Of all the single bad days Romney has had on the trail, it is my personal opinion that Thursday November 1st was comfortably the most devastating. More so than 47% day by a country mile. London doesn't even register, on this scale. It was one of the worst days a major candidate has had on the stump since George McGovern was blindsided with the news of his running-mate's electroshock treatments. Perhaps it was worse.

In such a context, the aforementioned polling data can be interpreted far more easily. And the interpretation is that it carries with it the very real possibility of an early and near-total humiliation for Romney this coming Tuesday evening, since none of this wreckage even shows up there yet.

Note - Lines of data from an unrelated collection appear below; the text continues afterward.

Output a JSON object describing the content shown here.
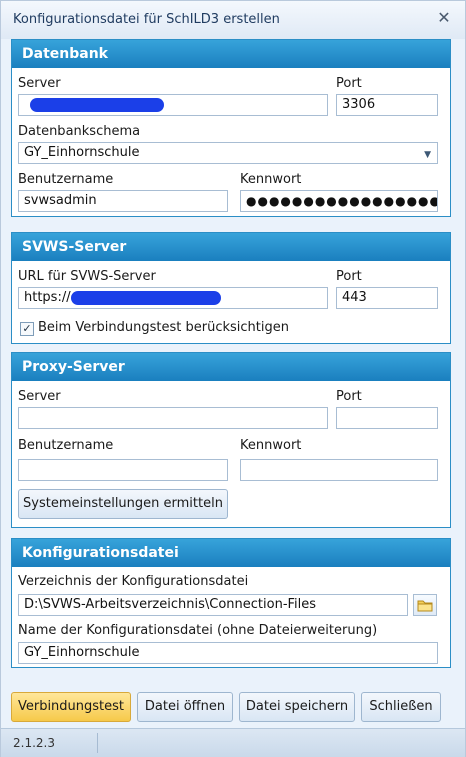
{
  "window": {
    "title": "Konfigurationsdatei für SchILD3 erstellen",
    "close_glyph": "✕"
  },
  "datenbank": {
    "header": "Datenbank",
    "server_label": "Server",
    "server_value": "",
    "port_label": "Port",
    "port_value": "3306",
    "schema_label": "Datenbankschema",
    "schema_value": "GY_Einhornschule",
    "user_label": "Benutzername",
    "user_value": "svwsadmin",
    "password_label": "Kennwort",
    "password_value": "●●●●●●●●●●●●●●●●●●●●"
  },
  "svws": {
    "header": "SVWS-Server",
    "url_label": "URL für SVWS-Server",
    "url_prefix": "https://",
    "port_label": "Port",
    "port_value": "443",
    "check_label": "Beim Verbindungstest berücksichtigen",
    "checked": true
  },
  "proxy": {
    "header": "Proxy-Server",
    "server_label": "Server",
    "server_value": "",
    "port_label": "Port",
    "port_value": "",
    "user_label": "Benutzername",
    "user_value": "",
    "password_label": "Kennwort",
    "password_value": "",
    "detect_button": "Systemeinstellungen ermitteln"
  },
  "config": {
    "header": "Konfigurationsdatei",
    "dir_label": "Verzeichnis der Konfigurationsdatei",
    "dir_value": "D:\\SVWS-Arbeitsverzeichnis\\Connection-Files",
    "name_label": "Name der Konfigurationsdatei (ohne Dateierweiterung)",
    "name_value": "GY_Einhornschule"
  },
  "buttons": {
    "test": "Verbindungstest",
    "open": "Datei öffnen",
    "save": "Datei speichern",
    "close": "Schließen"
  },
  "status": {
    "version": "2.1.2.3"
  },
  "colors": {
    "group_header": "#1a7fbf",
    "active_button": "#f6c94a",
    "redaction": "#1b3fe8"
  }
}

Over the past week, Team Boathouse has traded a tie in Iowa for ties in Florida and Virginia -- states he simply must have taken from the board by now. Yes, the current state of the race sounds as if it has at least a modular similarity to that of last Thursday (ties in some states, narrow leads for each candidate in others), but except for North Carolina the *trends* are all in the same direction: small Romney leads have become ties, ties have become small Obama leads, small Obama leads have become bigger ones. Is it possible that Romney could make 270 electoral votes without Ohio? Yes, but he would need to run the table on the other battlegrounds, where his modest leads (Iowa and Virginia) have turned into either deficits or ties (respectively). Could he win without "holding" in Colorado? Sure: But he'd need to win all three of Virginia, Ohio, and Florida -- only two of which seemed likely before Powell, and perhaps as few as zero of them do now.

And the thing about that math is, it's inescapable. Slowly, inexorably, one might even say coolly, Team Blue is closing the deal and making a mockery out of the too-close-to-call narrative that the lazy mainstream press has found itself unable to relinquish in the days and weeks following Romney's Denver bounce. The popular vote victory that we were to accept as a Romney fait-accompli looks more like a deficit now, and the states in which some pro-Romney movement was always going to have to come first if such a popular advantage was to translate electorally, have instead been moving the *other* way, too. Most of all in the biggest battleground prize on the map. And no, not Ohio: Florida.

Mr. Romney simply cannot, cannot, cannot win without Florida, and in the past seven days he's gone from a 2-to-1 favorite here, to even-money or maybe a little worse. The early voting story, the sporadic voting story, the polls, the coverage, even this columnist's anecdotal assessment of the yard signs in his neighborhood all suggest the same, peaking-at-the-right-time mojo that the Obama team enjoyed at the same moment in the race four years ago. It's hard to be optimistic in a state governed by Rick Scott, but it does seem at least *plausible* that the good guys could indeed turn Mr. Scott's twenty-eight electoral vote plaything a pleasingly vibrant shade of blue. And that, all by itself, would be the last nail in the Romney coffin.

...All of which begs only the question, wouldn't it be ironic if the narrative on election night came down to Florida, and Ohio ended up not even making any difference? Kinda brings a smile to one's face, doesn't it.

Dave O'Gorman
("The Key Grip")
Gainesville, Florida

1 comment:

Anonymous said...

God, I love this. You are an incredible writer and I thank heaven you're on my team.